Tanganku sepertinya enggan merasa jenuh menceritakan segala hal tentang dirimu. Tentang perasaan yang terpendam bertahun-tahun lamanya. Tentang cinta yang hidup dalam diam. Tentang rindu yang tidak berujung. Tentang pertemuan yang entah kapan waktu akan menjemputnya. Tentangmu.

Ya, lagi lagi kau. Kau seperti tidak ingin beranjak dari pikiranku. Dan hatiku. Kau adalah impian dan negeri dongeng yang hidup di dalam khayalanku. Kau adalah bunga dari setiap tidur nyenyakku. Kau manusia yang maya di mataku.
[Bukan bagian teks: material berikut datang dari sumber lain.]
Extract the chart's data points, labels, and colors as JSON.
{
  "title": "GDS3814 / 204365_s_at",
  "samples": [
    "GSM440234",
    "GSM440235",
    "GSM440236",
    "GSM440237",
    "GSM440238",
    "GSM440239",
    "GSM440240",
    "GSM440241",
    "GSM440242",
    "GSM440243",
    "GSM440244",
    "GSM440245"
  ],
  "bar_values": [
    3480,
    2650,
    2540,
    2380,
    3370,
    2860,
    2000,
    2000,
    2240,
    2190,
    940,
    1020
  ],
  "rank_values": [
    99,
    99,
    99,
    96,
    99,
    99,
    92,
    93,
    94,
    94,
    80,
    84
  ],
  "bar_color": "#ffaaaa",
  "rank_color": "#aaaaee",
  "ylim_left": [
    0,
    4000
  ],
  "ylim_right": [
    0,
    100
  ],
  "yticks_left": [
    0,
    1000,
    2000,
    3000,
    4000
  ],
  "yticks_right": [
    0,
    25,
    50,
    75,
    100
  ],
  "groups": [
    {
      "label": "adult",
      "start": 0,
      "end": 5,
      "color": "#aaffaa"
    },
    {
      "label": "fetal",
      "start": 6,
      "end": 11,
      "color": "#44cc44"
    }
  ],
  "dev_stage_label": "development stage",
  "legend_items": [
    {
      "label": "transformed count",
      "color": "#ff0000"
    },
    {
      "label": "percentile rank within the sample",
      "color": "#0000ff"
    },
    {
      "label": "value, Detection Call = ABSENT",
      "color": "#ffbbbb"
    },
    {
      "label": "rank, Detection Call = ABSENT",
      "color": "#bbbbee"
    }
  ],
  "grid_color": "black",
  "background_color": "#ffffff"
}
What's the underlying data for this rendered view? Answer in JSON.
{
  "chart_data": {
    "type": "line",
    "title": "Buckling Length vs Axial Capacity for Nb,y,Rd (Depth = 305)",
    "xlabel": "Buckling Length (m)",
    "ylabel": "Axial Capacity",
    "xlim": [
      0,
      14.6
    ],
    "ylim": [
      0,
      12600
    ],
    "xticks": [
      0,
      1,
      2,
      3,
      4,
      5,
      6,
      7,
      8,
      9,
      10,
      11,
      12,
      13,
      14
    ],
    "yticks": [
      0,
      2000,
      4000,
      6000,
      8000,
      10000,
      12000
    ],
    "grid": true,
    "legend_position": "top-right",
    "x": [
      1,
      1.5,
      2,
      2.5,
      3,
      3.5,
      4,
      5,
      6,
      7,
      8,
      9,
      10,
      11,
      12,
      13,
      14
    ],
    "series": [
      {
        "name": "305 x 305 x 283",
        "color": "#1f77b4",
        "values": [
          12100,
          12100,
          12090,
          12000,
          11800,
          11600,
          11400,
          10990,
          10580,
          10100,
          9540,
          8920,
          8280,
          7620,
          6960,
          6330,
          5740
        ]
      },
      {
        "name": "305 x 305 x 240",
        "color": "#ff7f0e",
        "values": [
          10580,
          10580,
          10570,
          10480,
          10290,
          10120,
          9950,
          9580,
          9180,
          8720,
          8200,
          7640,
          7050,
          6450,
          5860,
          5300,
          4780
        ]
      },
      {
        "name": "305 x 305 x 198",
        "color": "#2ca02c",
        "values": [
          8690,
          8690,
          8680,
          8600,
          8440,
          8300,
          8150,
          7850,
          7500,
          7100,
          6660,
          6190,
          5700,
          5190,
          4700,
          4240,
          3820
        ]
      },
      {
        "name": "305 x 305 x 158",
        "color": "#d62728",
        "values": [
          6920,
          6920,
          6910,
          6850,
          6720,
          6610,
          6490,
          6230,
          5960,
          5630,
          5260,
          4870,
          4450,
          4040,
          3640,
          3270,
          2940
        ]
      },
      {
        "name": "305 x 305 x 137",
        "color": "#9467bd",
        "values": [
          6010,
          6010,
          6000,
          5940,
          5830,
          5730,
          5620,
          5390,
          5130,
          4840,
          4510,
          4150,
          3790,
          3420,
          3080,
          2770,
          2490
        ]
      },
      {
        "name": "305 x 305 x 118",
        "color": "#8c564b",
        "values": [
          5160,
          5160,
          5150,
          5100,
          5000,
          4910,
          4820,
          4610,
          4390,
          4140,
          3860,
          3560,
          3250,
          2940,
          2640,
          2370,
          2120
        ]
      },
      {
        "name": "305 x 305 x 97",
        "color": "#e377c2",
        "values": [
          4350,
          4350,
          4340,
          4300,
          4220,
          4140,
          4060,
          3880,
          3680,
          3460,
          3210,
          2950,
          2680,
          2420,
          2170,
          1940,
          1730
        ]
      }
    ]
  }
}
Ah, apalah aku ini. Tidak ada yang menarik. Pantas saja kau betah tinggal di negeri dongengku, alam nyata seperti enggan menerimamu masuk di dalamnya. Jangan tanya sampai kapan, aku pun tidak bisa menjawabnya.

Mungkin saja, kau tidak lebih dari sekadar pangeran negeri dongeng.

Tapi hatiku selalu berharap, kenyataan akan menarikmu masuk ke dalamnya.


“…and it’s time to face the truth,
I will never be with you.”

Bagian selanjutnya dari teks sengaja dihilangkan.